NLAFET: Parallel Numerical Linear Algebra for Future Extreme Scale Systems

Dnr:

SNIC 2016/1-536

Type:

SNAC Medium

Principal Investigator:

Bo Kågström

Affiliation:

Umeå universitet

Start Date:

2016-12-12

End Date:

2018-01-01

Primary Classification:

10105: Beräkningsmatematik

Secondary Classification:

10205: Programvaruteknik

Tertiary Classification:

10206: Datorteknik

Webpage:

http://www.nlafet.eu

Allocation

Abstract

NLAFET, funded EU Horizon 2020 project, is a direct response to the demands for new mathematical and algorithmic approaches for applications on extreme scale systems as identified in the H2020-FETHPC work programme. The aim is to enable a radical improvement in the performance and scalability of a wide range of real-world applications relying on linear algebra software, by developing novel architecture-aware algorithms and software libraries, and the supporting runtime capabilities to achieve scalable performance and resilience on heterogeneous architectures. The focus is on a critical set of fundamental linear algebra operations including direct and iterative solvers for dense and sparse linear systems of equations and eigenvalue problems. The main research objectives are: (i) development of novel algorithms that expose as much parallelism as possible, exploit heterogeneity, avoid communication bottlenecks, respond to escalating fault rates, and help meet emerging power constraints; (ii) exploration of advanced scheduling strategies and runtime systems focusing on the extreme scale and strong scalability in multi/many-core and hybrid environments; (iii) design and evaluation of novel strategies and software support for both offline and online auto-tuning.
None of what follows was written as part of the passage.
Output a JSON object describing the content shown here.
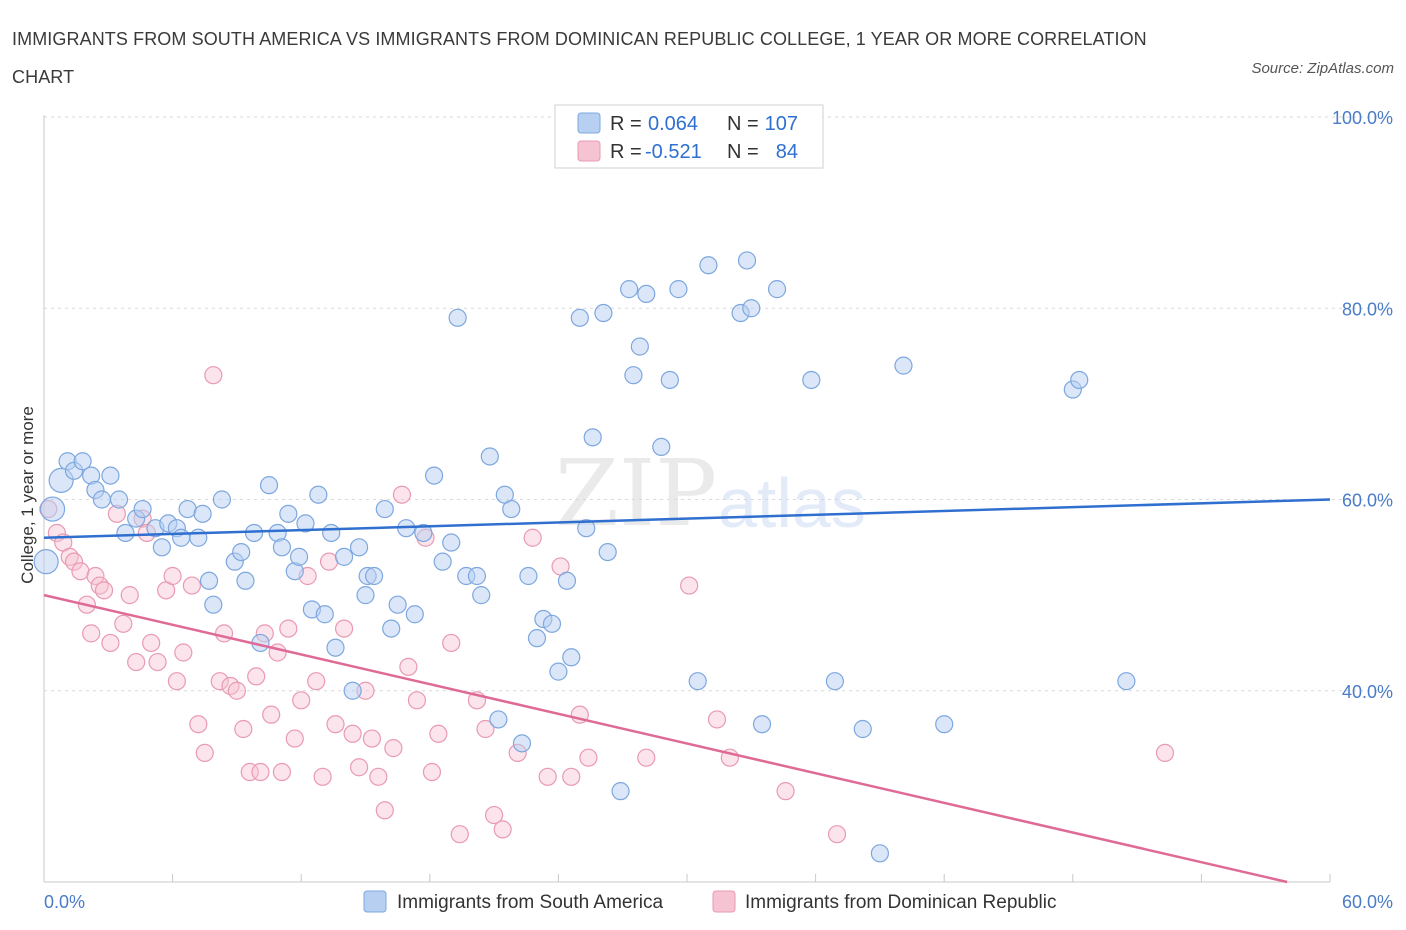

The validation and dissemination of results will be done by integrating new software solutions into challenging scientific applications in materials science, power systems, study of energy solutions, and data analysis in astrophysics. The deliverables also include a sustainable set of methods and tools for cross-cutting issues such as scheduling, auto-tuning, and algorithm-based fault tolerance packaged into open source library modules.